Nous nous sommes aperçus depuis 15 ans que l’on était très concentrés sur un univers de pratiquants spécialistes. On a aussi décidé de développer ces derniers temps une offre avec des produits plus grand public, variés, colorés, s’adressant à tout le monde. Avec des gammes pour pouvoir partir en vacances au soleil quand vous avez besoin d’un masque, de palmes, d’un tuba, ou d’un haut Top UV pour vous protéger du soleil si vous avez la chance d’aller aux Caraïbes ou dans l’Océan indien. Pour bien pouvoir développer ces produits, il faut avoir de bons canaux de distribution. En France, Décathlon a développé sa propre marque et a laissé les autres dans des rayons très spécialisés, s’appropriant un peu le créneau grand public. C’est pourquoi nous devons être plus présents dans des enseignes de distribution de sports grand public ou en ligne.

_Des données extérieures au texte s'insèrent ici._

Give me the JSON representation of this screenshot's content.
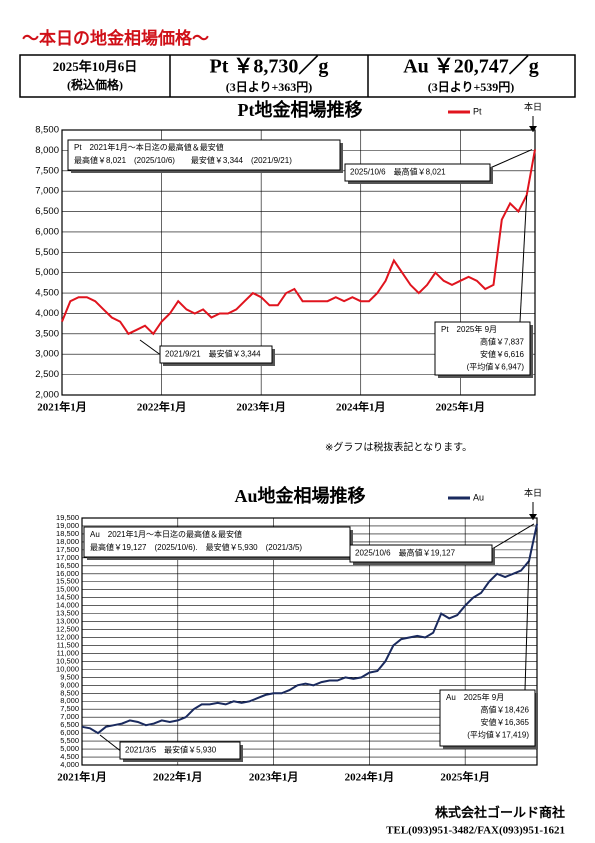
{
  "header": {
    "title": "～本日の地金相場価格～",
    "date": "2025年10月6日",
    "tax": "(税込価格)",
    "pt_price": "Pt ￥8,730／g",
    "pt_change": "(3日より+363円)",
    "au_price": "Au ￥20,747／g",
    "au_change": "(3日より+539円)"
  },
  "note": "※グラフは税抜表記となります。",
  "footer": {
    "company": "株式会社ゴールド商社",
    "contact": "TEL(093)951-3482/FAX(093)951-1621"
  },
  "chart_data": [
    {
      "type": "line",
      "title": "Pt地金相場推移",
      "today_label": "本日",
      "summary": [
        "Pt　2021年1月～本日迄の最高値＆最安値",
        "最高値￥8,021　(2025/10/6)　　最安値￥3,344　(2021/9/21)"
      ],
      "high_note": "2025/10/6　最高値￥8,021",
      "low_note": "2021/9/21　最安値￥3,344",
      "month_box": [
        "Pt　2025年 9月",
        "高値￥7,837",
        "安値￥6,616",
        "(平均値￥6,947)"
      ],
      "x": [
        "2021-01",
        "2021-02",
        "2021-03",
        "2021-04",
        "2021-05",
        "2021-06",
        "2021-07",
        "2021-08",
        "2021-09",
        "2021-10",
        "2021-11",
        "2021-12",
        "2022-01",
        "2022-02",
        "2022-03",
        "2022-04",
        "2022-05",
        "2022-06",
        "2022-07",
        "2022-08",
        "2022-09",
        "2022-10",
        "2022-11",
        "2022-12",
        "2023-01",
        "2023-02",
        "2023-03",
        "2023-04",
        "2023-05",
        "2023-06",
        "2023-07",
        "2023-08",
        "2023-09",
        "2023-10",
        "2023-11",
        "2023-12",
        "2024-01",
        "2024-02",
        "2024-03",
        "2024-04",
        "2024-05",
        "2024-06",
        "2024-07",
        "2024-08",
        "2024-09",
        "2024-10",
        "2024-11",
        "2024-12",
        "2025-01",
        "2025-02",
        "2025-03",
        "2025-04",
        "2025-05",
        "2025-06",
        "2025-07",
        "2025-08",
        "2025-09",
        "2025-10"
      ],
      "series": [
        {
          "name": "Pt",
          "color": "#e0141e",
          "values": [
            3800,
            4300,
            4400,
            4400,
            4300,
            4100,
            3900,
            3800,
            3500,
            3600,
            3700,
            3500,
            3800,
            4000,
            4300,
            4100,
            4000,
            4100,
            3900,
            4000,
            4000,
            4100,
            4300,
            4500,
            4400,
            4200,
            4200,
            4500,
            4600,
            4300,
            4300,
            4300,
            4300,
            4400,
            4300,
            4400,
            4300,
            4300,
            4500,
            4800,
            5300,
            5000,
            4700,
            4500,
            4700,
            5000,
            4800,
            4700,
            4800,
            4900,
            4800,
            4600,
            4700,
            6300,
            6700,
            6500,
            6900,
            8021
          ]
        }
      ],
      "xlim": [
        "2021-01",
        "2025-10"
      ],
      "xticks": [
        {
          "value": "2021-01",
          "label": "2021年1月"
        },
        {
          "value": "2022-01",
          "label": "2022年1月"
        },
        {
          "value": "2023-01",
          "label": "2023年1月"
        },
        {
          "value": "2024-01",
          "label": "2024年1月"
        },
        {
          "value": "2025-01",
          "label": "2025年1月"
        }
      ],
      "ylim": [
        2000,
        8500
      ],
      "yticks": [
        {
          "value": 2000,
          "label": "2,000"
        },
        {
          "value": 2500,
          "label": "2,500"
        },
        {
          "value": 3000,
          "label": "3,000"
        },
        {
          "value": 3500,
          "label": "3,500"
        },
        {
          "value": 4000,
          "label": "4,000"
        },
        {
          "value": 4500,
          "label": "4,500"
        },
        {
          "value": 5000,
          "label": "5,000"
        },
        {
          "value": 5500,
          "label": "5,500"
        },
        {
          "value": 6000,
          "label": "6,000"
        },
        {
          "value": 6500,
          "label": "6,500"
        },
        {
          "value": 7000,
          "label": "7,000"
        },
        {
          "value": 7500,
          "label": "7,500"
        },
        {
          "value": 8000,
          "label": "8,000"
        },
        {
          "value": 8500,
          "label": "8,500"
        }
      ],
      "grid": true,
      "legend": "top-right"
    },
    {
      "type": "line",
      "title": "Au地金相場推移",
      "today_label": "本日",
      "summary": [
        "Au　2021年1月～本日迄の最高値＆最安値",
        "最高値￥19,127　(2025/10/6).　最安値￥5,930　(2021/3/5)"
      ],
      "high_note": "2025/10/6　最高値￥19,127",
      "low_note": "2021/3/5　最安値￥5,930",
      "month_box": [
        "Au　2025年 9月",
        "高値￥18,426",
        "安値￥16,365",
        "(平均値￥17,419)"
      ],
      "x": [
        "2021-01",
        "2021-02",
        "2021-03",
        "2021-04",
        "2021-05",
        "2021-06",
        "2021-07",
        "2021-08",
        "2021-09",
        "2021-10",
        "2021-11",
        "2021-12",
        "2022-01",
        "2022-02",
        "2022-03",
        "2022-04",
        "2022-05",
        "2022-06",
        "2022-07",
        "2022-08",
        "2022-09",
        "2022-10",
        "2022-11",
        "2022-12",
        "2023-01",
        "2023-02",
        "2023-03",
        "2023-04",
        "2023-05",
        "2023-06",
        "2023-07",
        "2023-08",
        "2023-09",
        "2023-10",
        "2023-11",
        "2023-12",
        "2024-01",
        "2024-02",
        "2024-03",
        "2024-04",
        "2024-05",
        "2024-06",
        "2024-07",
        "2024-08",
        "2024-09",
        "2024-10",
        "2024-11",
        "2024-12",
        "2025-01",
        "2025-02",
        "2025-03",
        "2025-04",
        "2025-05",
        "2025-06",
        "2025-07",
        "2025-08",
        "2025-09",
        "2025-10"
      ],
      "series": [
        {
          "name": "Au",
          "color": "#1a2a5e",
          "values": [
            6400,
            6300,
            6000,
            6400,
            6500,
            6600,
            6800,
            6700,
            6500,
            6600,
            6800,
            6700,
            6800,
            7000,
            7500,
            7800,
            7800,
            7900,
            7800,
            8000,
            7900,
            8000,
            8200,
            8400,
            8500,
            8500,
            8700,
            9000,
            9100,
            9000,
            9200,
            9300,
            9300,
            9500,
            9400,
            9500,
            9800,
            9900,
            10500,
            11500,
            11900,
            12000,
            12100,
            12000,
            12300,
            13500,
            13200,
            13400,
            14000,
            14500,
            14800,
            15500,
            16000,
            15800,
            16000,
            16200,
            16800,
            19127
          ]
        }
      ],
      "xlim": [
        "2021-01",
        "2025-10"
      ],
      "xticks": [
        {
          "value": "2021-01",
          "label": "2021年1月"
        },
        {
          "value": "2022-01",
          "label": "2022年1月"
        },
        {
          "value": "2023-01",
          "label": "2023年1月"
        },
        {
          "value": "2024-01",
          "label": "2024年1月"
        },
        {
          "value": "2025-01",
          "label": "2025年1月"
        }
      ],
      "ylim": [
        4000,
        19500
      ],
      "yticks": [
        {
          "value": 4000,
          "label": "4,000"
        },
        {
          "value": 4500,
          "label": "4,500"
        },
        {
          "value": 5000,
          "label": "5,000"
        },
        {
          "value": 5500,
          "label": "5,500"
        },
        {
          "value": 6000,
          "label": "6,000"
        },
        {
          "value": 6500,
          "label": "6,500"
        },
        {
          "value": 7000,
          "label": "7,000"
        },
        {
          "value": 7500,
          "label": "7,500"
        },
        {
          "value": 8000,
          "label": "8,000"
        },
        {
          "value": 8500,
          "label": "8,500"
        },
        {
          "value": 9000,
          "label": "9,000"
        },
        {
          "value": 9500,
          "label": "9,500"
        },
        {
          "value": 10000,
          "label": "10,000"
        },
        {
          "value": 10500,
          "label": "10,500"
        },
        {
          "value": 11000,
          "label": "11,000"
        },
        {
          "value": 11500,
          "label": "11,500"
        },
        {
          "value": 12000,
          "label": "12,000"
        },
        {
          "value": 12500,
          "label": "12,500"
        },
        {
          "value": 13000,
          "label": "13,000"
        },
        {
          "value": 13500,
          "label": "13,500"
        },
        {
          "value": 14000,
          "label": "14,000"
        },
        {
          "value": 14500,
          "label": "14,500"
        },
        {
          "value": 15000,
          "label": "15,000"
        },
        {
          "value": 15500,
          "label": "15,500"
        },
        {
          "value": 16000,
          "label": "16,000"
        },
        {
          "value": 16500,
          "label": "16,500"
        },
        {
          "value": 17000,
          "label": "17,000"
        },
        {
          "value": 17500,
          "label": "17,500"
        },
        {
          "value": 18000,
          "label": "18,000"
        },
        {
          "value": 18500,
          "label": "18,500"
        },
        {
          "value": 19000,
          "label": "19,000"
        },
        {
          "value": 19500,
          "label": "19,500"
        }
      ],
      "grid": true,
      "legend": "top-right"
    }
  ]
}
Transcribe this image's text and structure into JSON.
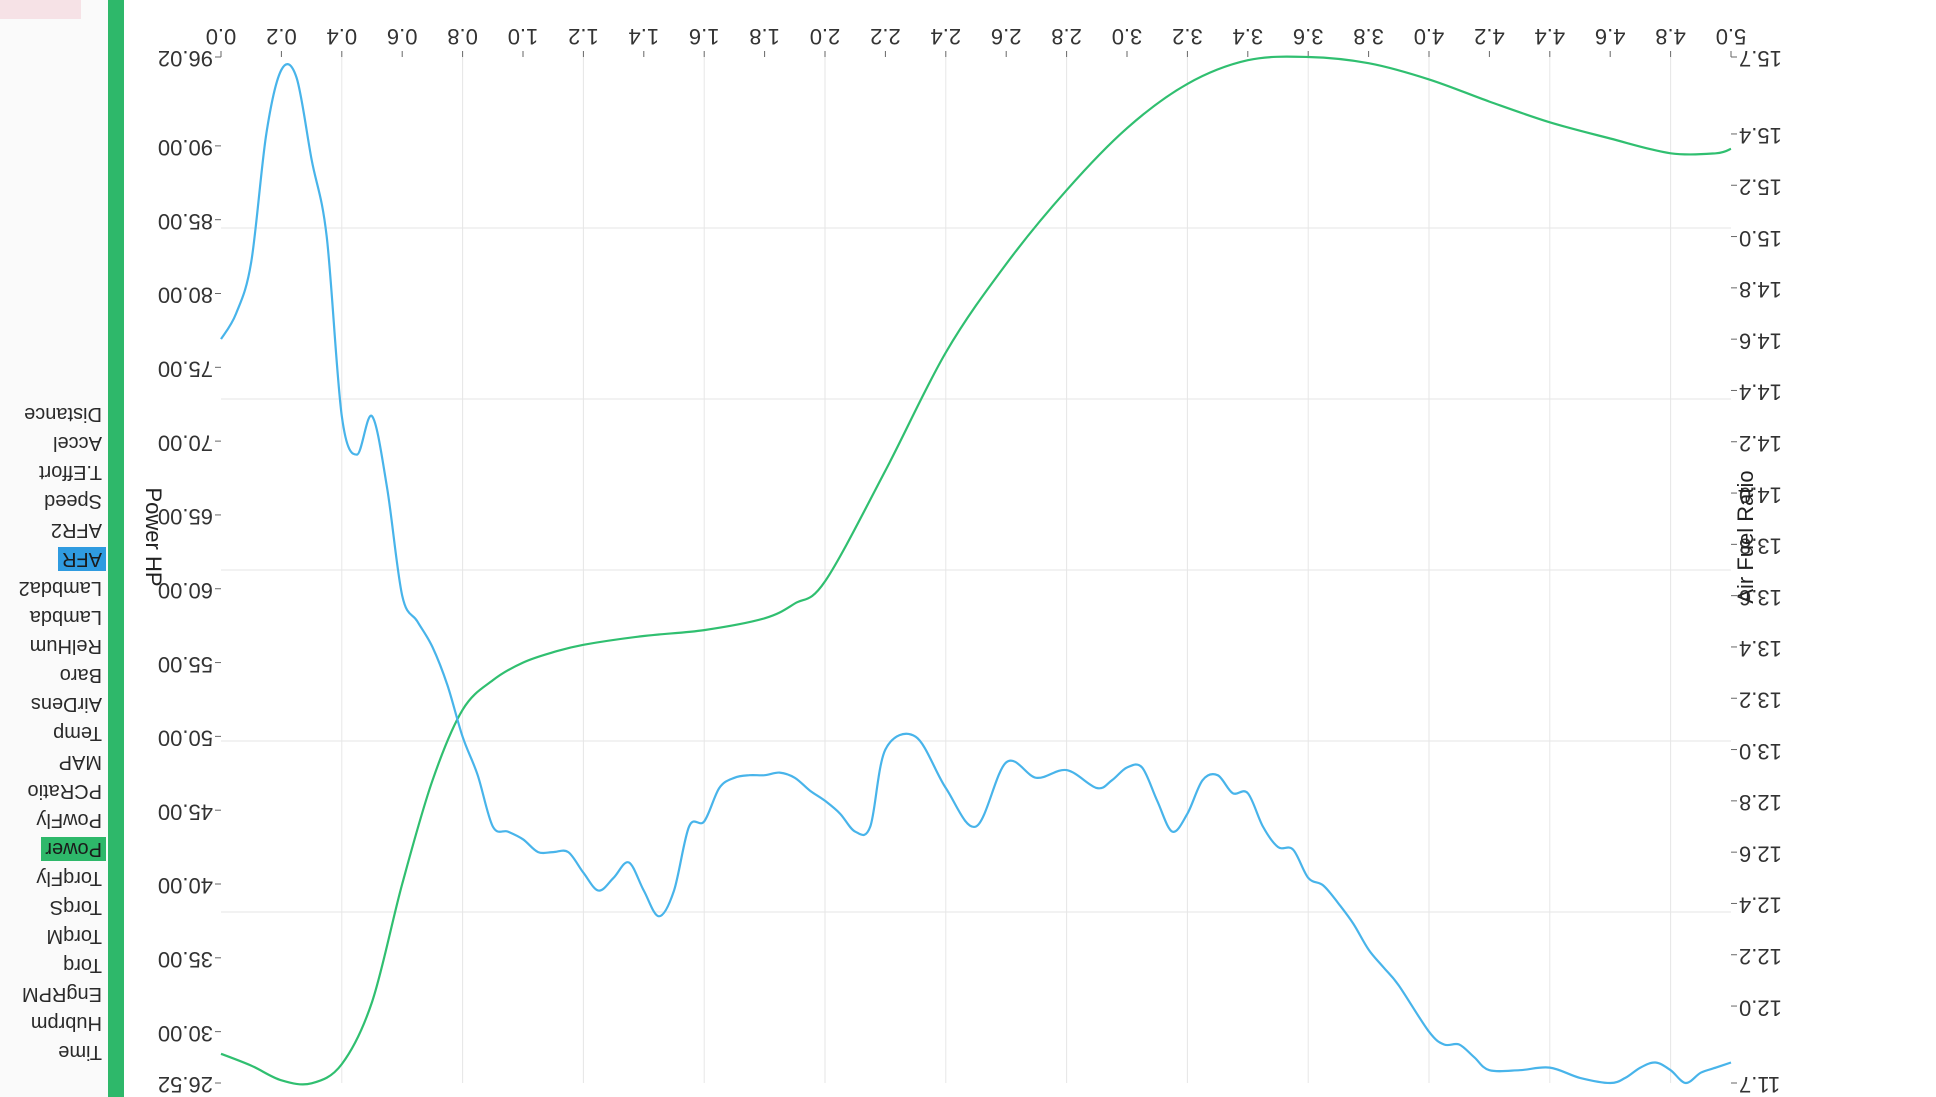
{
  "channels": {
    "items": [
      "Time",
      "Hubrpm",
      "EngRPM",
      "Torq",
      "TorqM",
      "TorqS",
      "TorqFly",
      "Power",
      "PowFly",
      "PCRatio",
      "MAP",
      "Temp",
      "AirDens",
      "Baro",
      "RelHum",
      "Lambda",
      "Lambda2",
      "AFR",
      "AFR2",
      "Speed",
      "T.Effort",
      "Accel",
      "Distance"
    ],
    "highlight_blue": "AFR",
    "highlight_green": "Power"
  },
  "colors": {
    "afr_line": "#48b4ea",
    "power_line": "#30bf70",
    "sidebar_stripe": "#2eb86a",
    "grid": "#e6e6e6"
  },
  "chart_data": {
    "type": "line",
    "rotated_180": true,
    "x": {
      "label": "",
      "range": [
        0.0,
        5.0
      ],
      "ticks": [
        "0.0",
        "0.2",
        "0.4",
        "0.6",
        "0.8",
        "1.0",
        "1.2",
        "1.4",
        "1.6",
        "1.8",
        "2.0",
        "2.2",
        "2.4",
        "2.6",
        "2.8",
        "3.0",
        "3.2",
        "3.4",
        "3.6",
        "3.8",
        "4.0",
        "4.2",
        "4.4",
        "4.6",
        "4.8",
        "5.0"
      ]
    },
    "y_left": {
      "label": "Power HP",
      "range": [
        26.52,
        96.02
      ],
      "ticks": [
        "26.52",
        "30.00",
        "35.00",
        "40.00",
        "45.00",
        "50.00",
        "55.00",
        "60.00",
        "65.00",
        "70.00",
        "75.00",
        "80.00",
        "85.00",
        "90.00",
        "96.02"
      ]
    },
    "y_right": {
      "label": "Air Fuel Ratio",
      "range": [
        11.7,
        15.7
      ],
      "ticks": [
        "11.7",
        "12.0",
        "12.2",
        "12.4",
        "12.6",
        "12.8",
        "13.0",
        "13.2",
        "13.4",
        "13.6",
        "13.8",
        "14.0",
        "14.2",
        "14.4",
        "14.6",
        "14.8",
        "15.0",
        "15.2",
        "15.4",
        "15.7"
      ]
    },
    "series": [
      {
        "axis": "left",
        "x": [
          0.0,
          0.1,
          0.2,
          0.3,
          0.4,
          0.5,
          0.6,
          0.7,
          0.8,
          0.9,
          1.0,
          1.1,
          1.2,
          1.4,
          1.6,
          1.8,
          1.9,
          2.0,
          2.2,
          2.4,
          2.6,
          2.8,
          3.0,
          3.2,
          3.4,
          3.6,
          3.8,
          4.0,
          4.2,
          4.4,
          4.6,
          4.8,
          4.95,
          5.0
        ],
        "y": [
          28.5,
          27.7,
          26.7,
          26.5,
          27.8,
          32.0,
          40.0,
          47.0,
          51.8,
          53.8,
          55.0,
          55.7,
          56.2,
          56.8,
          57.2,
          58.0,
          59.0,
          60.5,
          68.0,
          76.0,
          82.0,
          87.0,
          91.2,
          94.2,
          95.8,
          96.02,
          95.6,
          94.5,
          93.0,
          91.6,
          90.5,
          89.5,
          89.5,
          89.8
        ]
      },
      {
        "axis": "right",
        "x": [
          0.0,
          0.05,
          0.1,
          0.15,
          0.2,
          0.25,
          0.3,
          0.35,
          0.4,
          0.45,
          0.5,
          0.55,
          0.6,
          0.65,
          0.7,
          0.75,
          0.8,
          0.85,
          0.9,
          0.95,
          1.0,
          1.05,
          1.1,
          1.15,
          1.2,
          1.25,
          1.3,
          1.35,
          1.4,
          1.45,
          1.5,
          1.55,
          1.6,
          1.65,
          1.7,
          1.75,
          1.8,
          1.85,
          1.9,
          1.95,
          2.0,
          2.05,
          2.1,
          2.15,
          2.2,
          2.3,
          2.4,
          2.5,
          2.6,
          2.7,
          2.8,
          2.9,
          2.95,
          3.0,
          3.05,
          3.1,
          3.15,
          3.2,
          3.25,
          3.3,
          3.35,
          3.4,
          3.45,
          3.5,
          3.55,
          3.6,
          3.65,
          3.7,
          3.75,
          3.8,
          3.85,
          3.9,
          4.0,
          4.05,
          4.1,
          4.15,
          4.2,
          4.3,
          4.4,
          4.5,
          4.6,
          4.65,
          4.7,
          4.75,
          4.8,
          4.85,
          4.9,
          4.95,
          5.0
        ],
        "y": [
          14.6,
          14.7,
          14.9,
          15.4,
          15.65,
          15.62,
          15.3,
          15.0,
          14.3,
          14.15,
          14.3,
          14.02,
          13.6,
          13.5,
          13.4,
          13.25,
          13.05,
          12.9,
          12.7,
          12.68,
          12.65,
          12.6,
          12.6,
          12.6,
          12.52,
          12.45,
          12.5,
          12.56,
          12.45,
          12.35,
          12.45,
          12.7,
          12.72,
          12.85,
          12.89,
          12.9,
          12.9,
          12.91,
          12.89,
          12.84,
          12.8,
          12.75,
          12.68,
          12.7,
          13.0,
          13.05,
          12.85,
          12.7,
          12.95,
          12.89,
          12.92,
          12.85,
          12.88,
          12.93,
          12.93,
          12.8,
          12.68,
          12.75,
          12.88,
          12.9,
          12.83,
          12.83,
          12.7,
          12.62,
          12.61,
          12.5,
          12.47,
          12.4,
          12.32,
          12.22,
          12.15,
          12.08,
          11.9,
          11.85,
          11.85,
          11.8,
          11.75,
          11.75,
          11.76,
          11.72,
          11.7,
          11.72,
          11.76,
          11.78,
          11.75,
          11.7,
          11.74,
          11.76,
          11.78
        ]
      }
    ]
  }
}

Propos recueillis par Bruno ANGELICA

L’ambition de regrouper sur Marseille en un même lieu toutes les activités
L’entreprise Beuchat est ainsi née à Marseille il y bientôt 90 ans, et Christophe Margnat, très attaché à Marseille, sa ville de naissance, aimerait trouver une solution pour installer, sur un même lieu, à la fois le siège de la marque, un club de pratique à la plongée et une boutique ouverte au public. «Il y a l’idée directrice de regrouper toutes les activités pour vivre à fond l’expérience de la plongée et la mer explique-t-il, mais le plus difficile est de trouver l’emplacement idéal. Sur un plan général, la ville n’est toujours pas assez tournée vers la mer. Espérons que les JO de 2024, avec l’accueil à Marseille des compétitions de voile, fassent évoluer les choses. Des réaménagements du littoral sont prévus avec des bases nautiques qui seront nécessaires. Il faudrait impulser un grand plan d’ensemble qui partirait du Vieux-Port jusqu’à la Pointe-Rouge. On en entend parler à nouveau, c’est bien, mais à chaque fois qu’un projet avance dans ce sens, il recule…» Christophe Margnat de conclure : «Je suis toujours intéressé pour installer un jour les activités Recherche et Développement, marketing, en bord de mer. Seulement tout le littoral est géré à la fois par la Métropole, la Ville, l’État, ce n’est pas facile de s’y retrouver et faire bouger les choses.»